7. Risk areas impacting market participants: third-party risk, crypto, and AML
The final priority of the SEC is in fact a number of priorities, or rather a series of risks that pose a challenge to compliance teams across the gamut of financial services.
Firstly, operational resilience and information security continue to pose challenges to firms. The SEC will be looking to see that firms have implemented practices to prevent interruptions to mission-critical services, and protect investor information, records, and assets. In particular, the SEC will be looking at whether policies and controls have been implemented to conduct effective oversight of third-party vendors. It will be especially important to see whether third parties have been adequately vetted for their resilience to cyber-related incidents, as well as their ability to safeguard records and information. Cybersecurity is now a well-established compliance risk, and one that continues to feature on the SEC’s agenda.
Secondly, and in the most forward-looking chapter of the SEC’s 2024 Examination Priorities, the SEC is committing to look at crypto assets and emerging financial technology – unsurprising given the regulator’s well documented dealings and declarations with Crypto over the last year. This includes features such as automated investment advice, more technological trading algorithms, and artificial intelligence. Interestingly, while generative AI is now widely considered a compliance risk, it is not highlighted as a priority focus for the SEC in the coming year, which is a surprise given previous hints that the regulator would be writing rules around AI in late 2023.
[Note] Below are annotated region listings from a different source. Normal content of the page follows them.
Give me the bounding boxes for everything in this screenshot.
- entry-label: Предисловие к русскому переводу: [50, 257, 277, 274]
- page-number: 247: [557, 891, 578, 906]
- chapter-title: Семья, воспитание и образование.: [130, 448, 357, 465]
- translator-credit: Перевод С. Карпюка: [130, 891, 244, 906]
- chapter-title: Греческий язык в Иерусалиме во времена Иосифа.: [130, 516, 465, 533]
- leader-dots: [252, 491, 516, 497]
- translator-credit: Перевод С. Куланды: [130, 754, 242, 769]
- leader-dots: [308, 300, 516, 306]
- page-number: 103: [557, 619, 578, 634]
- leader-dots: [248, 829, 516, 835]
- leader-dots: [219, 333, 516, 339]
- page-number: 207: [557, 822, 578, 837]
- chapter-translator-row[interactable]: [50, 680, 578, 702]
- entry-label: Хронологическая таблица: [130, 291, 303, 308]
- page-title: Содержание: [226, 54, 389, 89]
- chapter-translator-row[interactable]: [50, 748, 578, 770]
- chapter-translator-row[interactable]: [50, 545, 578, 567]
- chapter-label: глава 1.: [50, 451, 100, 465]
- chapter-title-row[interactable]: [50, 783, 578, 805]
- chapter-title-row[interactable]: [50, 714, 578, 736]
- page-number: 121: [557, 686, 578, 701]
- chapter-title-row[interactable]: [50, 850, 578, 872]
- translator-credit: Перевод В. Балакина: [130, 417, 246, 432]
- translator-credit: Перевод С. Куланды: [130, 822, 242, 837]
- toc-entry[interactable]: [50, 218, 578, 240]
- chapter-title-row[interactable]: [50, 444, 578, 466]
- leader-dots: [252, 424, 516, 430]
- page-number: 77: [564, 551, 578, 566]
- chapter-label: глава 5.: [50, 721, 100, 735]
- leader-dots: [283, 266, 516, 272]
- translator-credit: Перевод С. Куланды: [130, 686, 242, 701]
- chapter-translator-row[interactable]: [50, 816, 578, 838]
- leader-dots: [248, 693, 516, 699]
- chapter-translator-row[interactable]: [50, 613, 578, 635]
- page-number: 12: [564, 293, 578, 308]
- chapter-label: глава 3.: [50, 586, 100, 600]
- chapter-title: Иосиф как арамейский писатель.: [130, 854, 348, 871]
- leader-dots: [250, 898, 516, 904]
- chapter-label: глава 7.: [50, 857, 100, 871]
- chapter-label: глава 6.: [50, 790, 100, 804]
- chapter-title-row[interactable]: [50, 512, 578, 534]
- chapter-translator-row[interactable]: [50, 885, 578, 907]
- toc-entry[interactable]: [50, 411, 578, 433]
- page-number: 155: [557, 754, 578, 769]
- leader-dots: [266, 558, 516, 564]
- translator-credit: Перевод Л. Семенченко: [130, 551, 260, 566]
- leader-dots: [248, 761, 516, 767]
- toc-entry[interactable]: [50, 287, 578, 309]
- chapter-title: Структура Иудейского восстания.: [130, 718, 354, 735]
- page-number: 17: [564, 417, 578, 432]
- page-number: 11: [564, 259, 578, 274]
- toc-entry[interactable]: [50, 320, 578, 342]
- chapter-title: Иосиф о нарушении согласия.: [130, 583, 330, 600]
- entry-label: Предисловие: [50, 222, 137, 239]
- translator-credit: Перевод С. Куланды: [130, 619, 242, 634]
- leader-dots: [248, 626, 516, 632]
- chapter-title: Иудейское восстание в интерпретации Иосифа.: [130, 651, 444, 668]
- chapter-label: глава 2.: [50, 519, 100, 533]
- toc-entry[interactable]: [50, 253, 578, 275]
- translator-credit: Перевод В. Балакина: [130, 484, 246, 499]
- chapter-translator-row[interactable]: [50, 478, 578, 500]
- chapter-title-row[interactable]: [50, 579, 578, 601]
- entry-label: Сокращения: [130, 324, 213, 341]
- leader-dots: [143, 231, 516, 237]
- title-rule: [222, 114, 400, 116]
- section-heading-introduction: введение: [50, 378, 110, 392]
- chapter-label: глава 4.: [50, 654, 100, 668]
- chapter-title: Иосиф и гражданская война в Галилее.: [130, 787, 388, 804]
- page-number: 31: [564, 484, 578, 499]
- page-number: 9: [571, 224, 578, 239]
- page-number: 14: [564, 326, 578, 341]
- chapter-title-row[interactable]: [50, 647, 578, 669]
Turning again to regulatory compliance, the SEC has tabled Regulation Systems Compliance and Integrity (SCI) as a priority area, particularly features associated with operational capabilities.
Finally, and again unsurprisingly, anti-money laundering (AML) programs will be keenly monitored by the SEC in 2024. Interestingly, while the SEC is prioritizing AML, it makes no reference to the importance of surveillance systems – in yet another unlikely omission.
Overall, the SEC’s 2024 Examination Priorities are more ‘zombie’ than blockbuster – prioritising perennial, conventional issues over emerging threats to financial services. It will be interesting to see whether the regulator sticks to a more conventional approach in practice.